Superbrain - ou "Da Estranha Sensação de ser o Eric Stoltz como Rocky em "Marcas do Destino" ou "O Menino Elefante" - e o pobre ainda é filho da Cher!

"I'm superbrain.
That's how they made me."

"_ E nenhum deles notou qualquer indício disto quando era pequena?"

"_ Não... Eu era uma criança muito introspectiva. Quieta. Quase uma parede. Eu sentava no recreio e ficava a observar as outras crianças. Não queria brincar. Queria observar o mundo, questionar silenciosamente. Silenciosamente porque eu nunca encontrava companhia que se dispusesse a questionar o mundo comigo.
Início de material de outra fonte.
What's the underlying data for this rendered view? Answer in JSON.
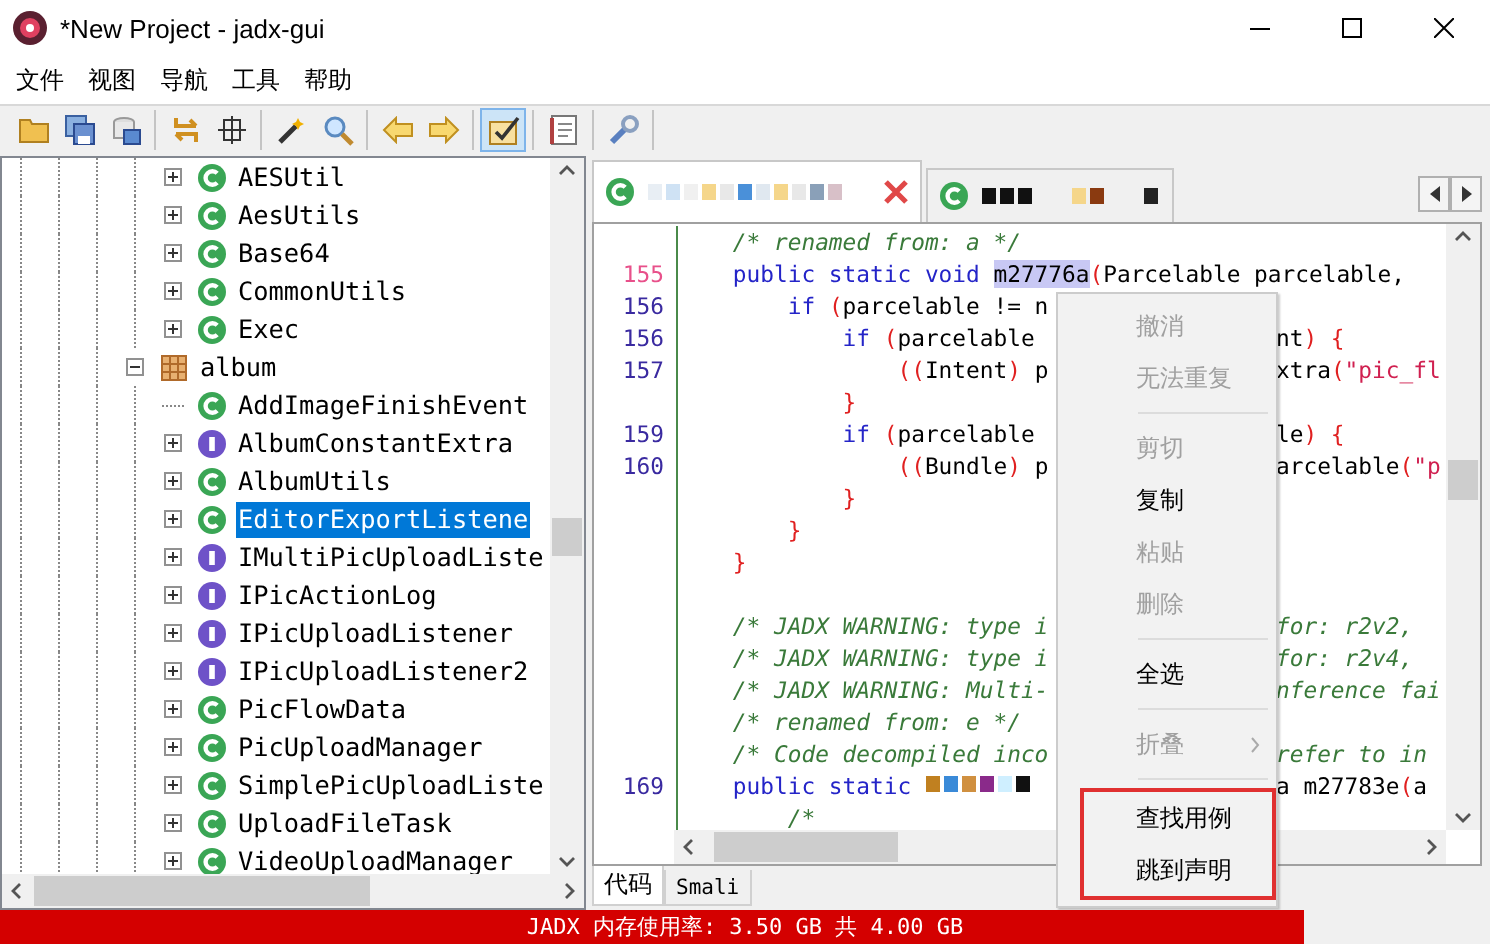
{
  "window": {
    "title": "*New Project - jadx-gui"
  },
  "menu": [
    "文件",
    "视图",
    "导航",
    "工具",
    "帮助"
  ],
  "toolbar": [
    [
      {
        "selected": false
      },
      {
        "selected": false
      },
      {
        "selected": false
      }
    ],
    [
      {
        "selected": false
      },
      {
        "selected": false
      }
    ],
    [
      {
        "selected": false
      },
      {
        "selected": false
      }
    ],
    [
      {
        "selected": false
      },
      {
        "selected": false
      }
    ],
    [
      {
        "selected": true
      }
    ],
    [
      {
        "selected": false
      }
    ],
    [
      {
        "selected": false
      }
    ]
  ],
  "tree": [
    {
      "children": [
        {
          "label": "AESUtil",
          "kind": "class",
          "leaf": false,
          "expanded": false,
          "selected": false
        },
        {
          "label": "AesUtils",
          "kind": "class",
          "leaf": false,
          "expanded": false,
          "selected": false
        },
        {
          "label": "Base64",
          "kind": "class",
          "leaf": false,
          "expanded": false,
          "selected": false
        },
        {
          "label": "CommonUtils",
          "kind": "class",
          "leaf": false,
          "expanded": false,
          "selected": false
        },
        {
          "label": "Exec",
          "kind": "class",
          "leaf": false,
          "expanded": false,
          "selected": false
        }
      ]
    },
    {
      "label": "album",
      "kind": "package",
      "leaf": false,
      "expanded": true,
      "selected": false,
      "children": [
        {
          "label": "AddImageFinishEvent",
          "kind": "class",
          "leaf": true,
          "selected": false
        },
        {
          "label": "AlbumConstantExtra",
          "kind": "interface",
          "leaf": false,
          "expanded": false,
          "selected": false
        },
        {
          "label": "AlbumUtils",
          "kind": "class",
          "leaf": false,
          "expanded": false,
          "selected": false
        },
        {
          "label": "EditorExportListene",
          "kind": "class",
          "leaf": false,
          "expanded": false,
          "selected": true
        },
        {
          "label": "IMultiPicUploadListe",
          "kind": "interface",
          "leaf": false,
          "expanded": false,
          "selected": false
        },
        {
          "label": "IPicActionLog",
          "kind": "interface",
          "leaf": false,
          "expanded": false,
          "selected": false
        },
        {
          "label": "IPicUploadListener",
          "kind": "interface",
          "leaf": false,
          "expanded": false,
          "selected": false
        },
        {
          "label": "IPicUploadListener2",
          "kind": "interface",
          "leaf": false,
          "expanded": false,
          "selected": false
        },
        {
          "label": "PicFlowData",
          "kind": "class",
          "leaf": false,
          "expanded": false,
          "selected": false
        },
        {
          "label": "PicUploadManager",
          "kind": "class",
          "leaf": false,
          "expanded": false,
          "selected": false
        },
        {
          "label": "SimplePicUploadListe",
          "kind": "class",
          "leaf": false,
          "expanded": false,
          "selected": false
        },
        {
          "label": "UploadFileTask",
          "kind": "class",
          "leaf": false,
          "expanded": false,
          "selected": false
        },
        {
          "label": "VideoUploadManager",
          "kind": "class",
          "leaf": false,
          "expanded": false,
          "selected": false
        }
      ]
    }
  ],
  "editor_tabs": [
    {
      "selected": true,
      "closable": true
    },
    {
      "selected": false,
      "closable": false
    }
  ],
  "code": [
    {
      "redacted": false,
      "left": [
        {
          "text": "    /* renamed from: a */",
          "kind": "comment"
        }
      ]
    },
    {
      "number": "155",
      "current": true,
      "redacted": false,
      "left": [
        {
          "text": "    public static void ",
          "kind": "keyword"
        },
        {
          "text": "m27776a",
          "kind": "selected"
        },
        {
          "text": "(",
          "kind": "paren"
        },
        {
          "text": "Parcelable parcelable, ",
          "kind": "plain"
        }
      ]
    },
    {
      "number": "156",
      "current": false,
      "redacted": false,
      "left": [
        {
          "text": "        if ",
          "kind": "keyword"
        },
        {
          "text": "(",
          "kind": "paren"
        },
        {
          "text": "parcelable != n",
          "kind": "plain"
        }
      ]
    },
    {
      "number": "156",
      "current": false,
      "redacted": false,
      "left": [
        {
          "text": "            if ",
          "kind": "keyword"
        },
        {
          "text": "(",
          "kind": "paren"
        },
        {
          "text": "parcelable ",
          "kind": "plain"
        }
      ],
      "right": [
        {
          "text": "nt",
          "kind": "plain"
        },
        {
          "text": ") {",
          "kind": "paren"
        }
      ]
    },
    {
      "number": "157",
      "current": false,
      "redacted": false,
      "left": [
        {
          "text": "                ((",
          "kind": "paren"
        },
        {
          "text": "Intent",
          "kind": "plain"
        },
        {
          "text": ") ",
          "kind": "paren"
        },
        {
          "text": "p",
          "kind": "plain"
        }
      ],
      "right": [
        {
          "text": "xtra",
          "kind": "plain"
        },
        {
          "text": "(",
          "kind": "paren"
        },
        {
          "text": "\"pic_fl",
          "kind": "string"
        }
      ]
    },
    {
      "redacted": false,
      "left": [
        {
          "text": "            }",
          "kind": "paren"
        }
      ]
    },
    {
      "number": "159",
      "current": false,
      "redacted": false,
      "left": [
        {
          "text": "            if ",
          "kind": "keyword"
        },
        {
          "text": "(",
          "kind": "paren"
        },
        {
          "text": "parcelable ",
          "kind": "plain"
        }
      ],
      "right": [
        {
          "text": "le",
          "kind": "plain"
        },
        {
          "text": ") {",
          "kind": "paren"
        }
      ]
    },
    {
      "number": "160",
      "current": false,
      "redacted": false,
      "left": [
        {
          "text": "                ((",
          "kind": "paren"
        },
        {
          "text": "Bundle",
          "kind": "plain"
        },
        {
          "text": ") ",
          "kind": "paren"
        },
        {
          "text": "p",
          "kind": "plain"
        }
      ],
      "right": [
        {
          "text": "arcelable",
          "kind": "plain"
        },
        {
          "text": "(",
          "kind": "paren"
        },
        {
          "text": "\"p",
          "kind": "string"
        }
      ]
    },
    {
      "redacted": false,
      "left": [
        {
          "text": "            }",
          "kind": "paren"
        }
      ]
    },
    {
      "redacted": false,
      "left": [
        {
          "text": "        }",
          "kind": "paren"
        }
      ]
    },
    {
      "redacted": false,
      "left": [
        {
          "text": "    }",
          "kind": "paren"
        }
      ]
    },
    {
      "redacted": false
    },
    {
      "redacted": false,
      "left": [
        {
          "text": "    /* JADX WARNING: type i",
          "kind": "comment"
        }
      ],
      "right": [
        {
          "text": "for: r2v2,",
          "kind": "comment"
        }
      ]
    },
    {
      "redacted": false,
      "left": [
        {
          "text": "    /* JADX WARNING: type i",
          "kind": "comment"
        }
      ],
      "right": [
        {
          "text": "for: r2v4,",
          "kind": "comment"
        }
      ]
    },
    {
      "redacted": false,
      "left": [
        {
          "text": "    /* JADX WARNING: Multi-",
          "kind": "comment"
        }
      ],
      "right": [
        {
          "text": "nference fai",
          "kind": "comment"
        }
      ]
    },
    {
      "redacted": false,
      "left": [
        {
          "text": "    /* renamed from: e */",
          "kind": "comment"
        }
      ]
    },
    {
      "redacted": false,
      "left": [
        {
          "text": "    /* Code decompiled inco",
          "kind": "comment"
        }
      ],
      "right": [
        {
          "text": "refer to in",
          "kind": "comment"
        }
      ]
    },
    {
      "number": "169",
      "current": false,
      "redacted": true,
      "left": [
        {
          "text": "    public static ",
          "kind": "keyword"
        }
      ],
      "right": [
        {
          "text": "a m27783e",
          "kind": "plain"
        },
        {
          "text": "(",
          "kind": "paren"
        },
        {
          "text": "a",
          "kind": "plain"
        }
      ]
    },
    {
      "redacted": false,
      "left": [
        {
          "text": "        /*",
          "kind": "comment"
        }
      ]
    }
  ],
  "context_menu": [
    {
      "outlined": false,
      "items": [
        {
          "label": "撤消",
          "disabled": true,
          "submenu": false
        },
        {
          "label": "无法重复",
          "disabled": true,
          "submenu": false
        }
      ]
    },
    {
      "outlined": false,
      "items": [
        {
          "label": "剪切",
          "disabled": true,
          "submenu": false
        },
        {
          "label": "复制",
          "disabled": false,
          "submenu": false
        },
        {
          "label": "粘贴",
          "disabled": true,
          "submenu": false
        },
        {
          "label": "删除",
          "disabled": true,
          "submenu": false
        }
      ]
    },
    {
      "outlined": false,
      "items": [
        {
          "label": "全选",
          "disabled": false,
          "submenu": false
        }
      ]
    },
    {
      "outlined": false,
      "items": [
        {
          "label": "折叠",
          "disabled": true,
          "submenu": true
        }
      ]
    },
    {
      "outlined": true,
      "items": [
        {
          "label": "查找用例",
          "disabled": false,
          "submenu": false
        },
        {
          "label": "跳到声明",
          "disabled": false,
          "submenu": false
        }
      ]
    }
  ],
  "bottom_tabs": [
    {
      "label": "代码",
      "selected": true
    },
    {
      "label": "Smali",
      "selected": false
    }
  ],
  "status_bar": {
    "text": "JADX 内存使用率: 3.50 GB 共 4.00 GB",
    "level": 0.875
  }
}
Eu tinha 4 anos. E era o porto-seguro dos meus pais. Não dava trabalho.
Não que eu não fizesse merda. Toda criança faz. Mas eu conseguia escondê-las muito bem. Mãos cerradas atrás do pequeno corpo e rosto angelical a meu favor. E meus cabelos eram loiros e cacheados, acredita?! Poderia ser mais perfeita?

Meus pais trabalhavam fora, um milhão e quinhentos mil afazeres. Minha irmã - mais velha- tomada da "Síndrome Daquela-Que-Deixou-de-Ser-o-Centro-de-Todas-Atenções-da-Casa" - passou a se esforçar em readqüirir o que havia perdido. Diante da total impossibilidade de livrar-se de mim, desfilava por aí com uma melancia gigantesca no pescoço ( minha avó usava muito essa frase. eu adorava...).
Repetia de ano, batia nas crianças menores, jogava areia nos olhos das freiras, cuspia nas pessoas. Um doce...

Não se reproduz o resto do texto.